Search code examples
machine-learningscikit-learnrandom-forest

Why I got a much higher score in cross_val_score() than in actual test?


I've been using random forest in sklearn to predict a set of data, and the following code shows the output:

print(np.mean(cross_val_score(rf, X_train_resampled,
      y_train_resampled, cv=5, scoring='accuracy')))
print(balanced_accuracy_score(y_valid, predictions))

However, the cross_val_score method gives a 0.93 accuracy (which is obviously much higher than the actual test) while the balanced_accuracy_score gives a 0.40 accuracy.

I've been asking newbing and checking stackoverflow but got no good enough answers. Is it a problem occuring when the model is not good enough, or I have made something wrong?


Solution

  • Yes, your model is not good. He was able to cheat due to data imbalance.

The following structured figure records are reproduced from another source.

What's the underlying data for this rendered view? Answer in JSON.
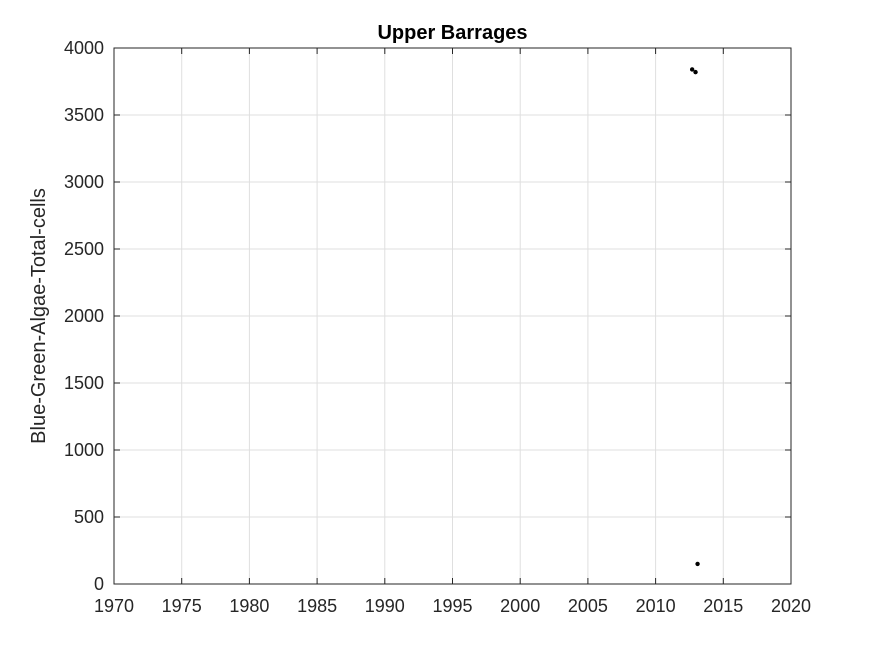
{
  "chart_data": {
    "type": "scatter",
    "title": "Upper Barrages",
    "xlabel": "",
    "ylabel": "Blue-Green-Algae-Total-cells",
    "xlim": [
      1970,
      2020
    ],
    "ylim": [
      0,
      4000
    ],
    "xticks": [
      1970,
      1975,
      1980,
      1985,
      1990,
      1995,
      2000,
      2005,
      2010,
      2015,
      2020
    ],
    "yticks": [
      0,
      500,
      1000,
      1500,
      2000,
      2500,
      3000,
      3500,
      4000
    ],
    "grid": true,
    "series": [
      {
        "x": [
          2012.7,
          2012.95,
          2013.1
        ],
        "y": [
          3840,
          3820,
          150
        ]
      }
    ],
    "colors": {
      "points": "#000000",
      "grid": "#dfdfdf",
      "axis": "#262626"
    }
  }
}
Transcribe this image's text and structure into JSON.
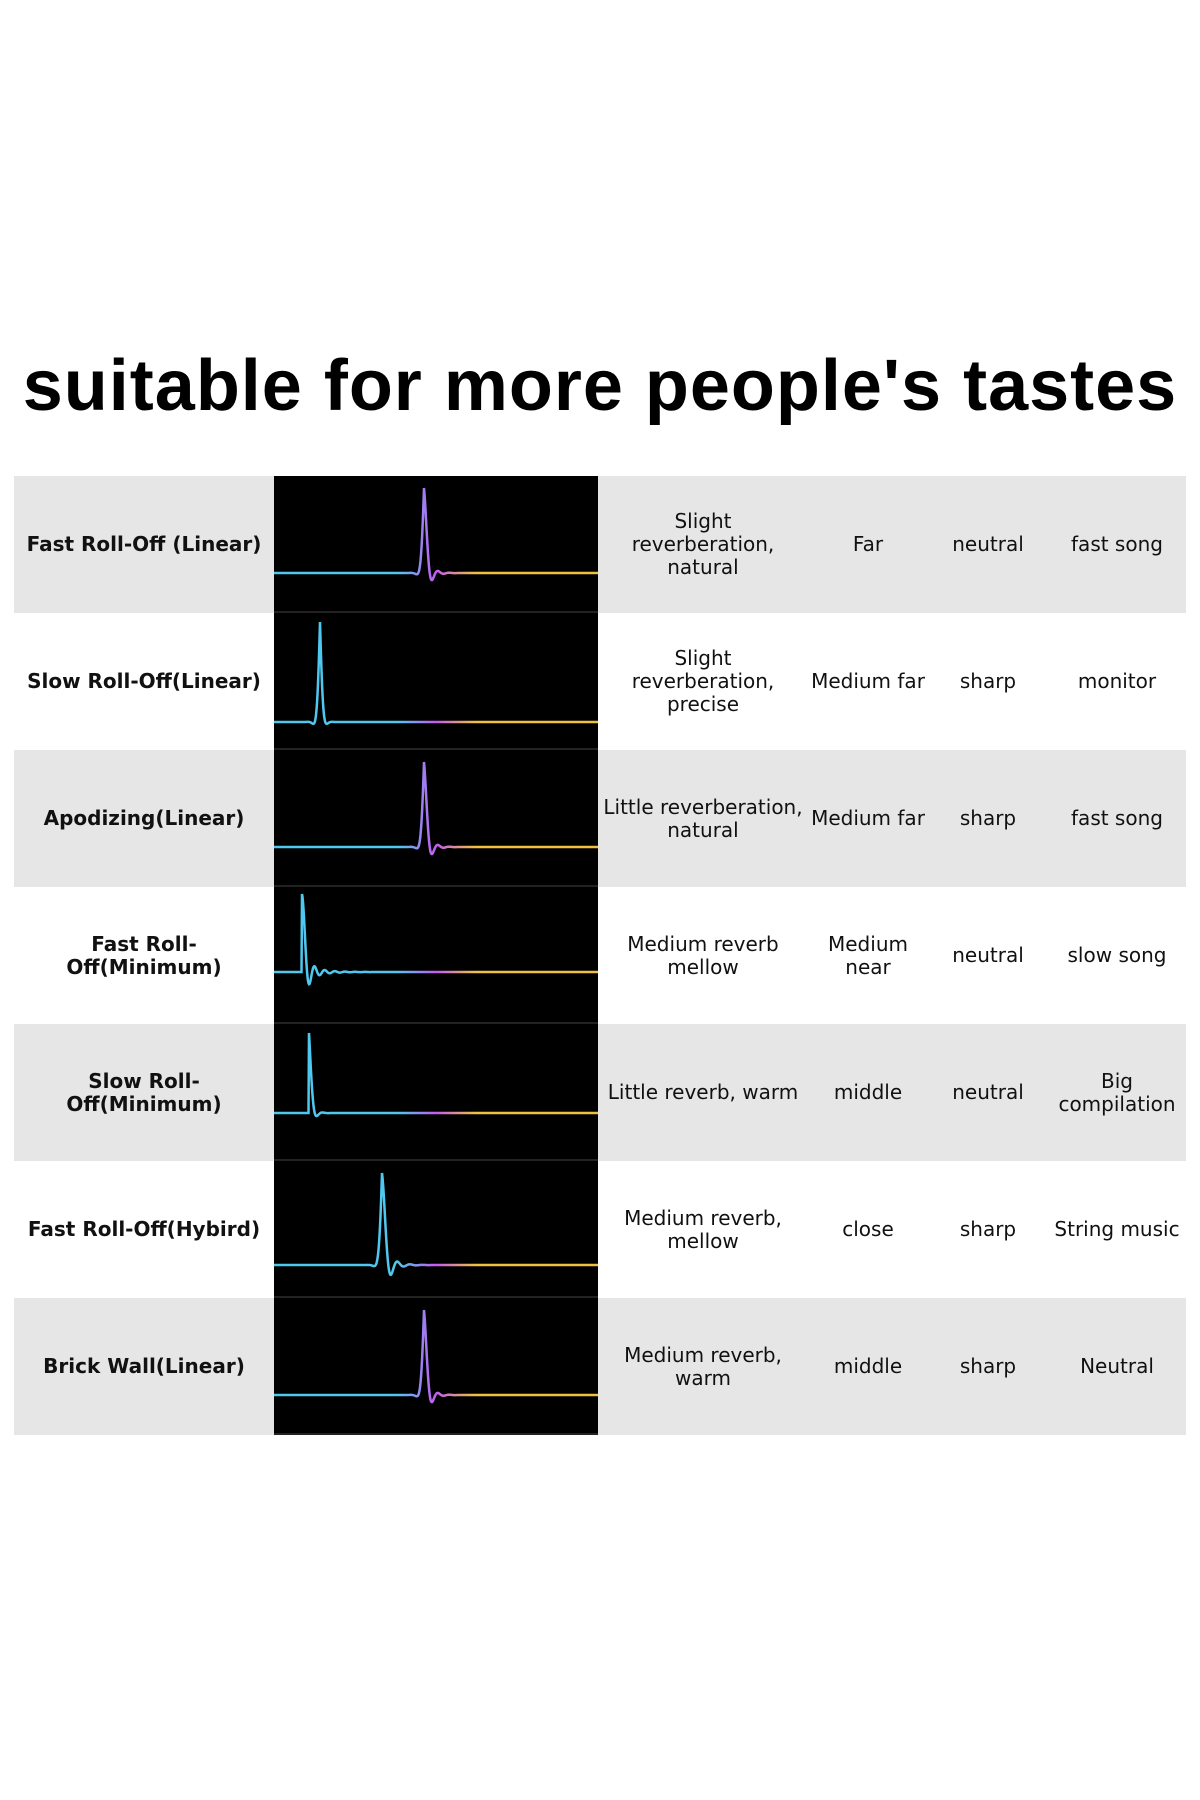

    For example, I created a dataset where 95% class1, 5% class0. If you test a dummy model( which always return 1) on this dataset, you get:

    import sklearn
    from sklearn.metrics import accuracy_score, balanced_accuracy_score
    import numpy as np
    data = np.random.randn(100, 10)
    labels = np.array(95*[1] + 5 * [0])
    class model:
        
        def __init__(self):
            pass
        
        def predict(self, x):
            return np.ones(x.shape[0])
        
    dummy_model = model()
    print(accuracy_score(labels, dummy_model.predict(data)))
    print(balanced_accuracy_score(labels, dummy_model.predict(data)))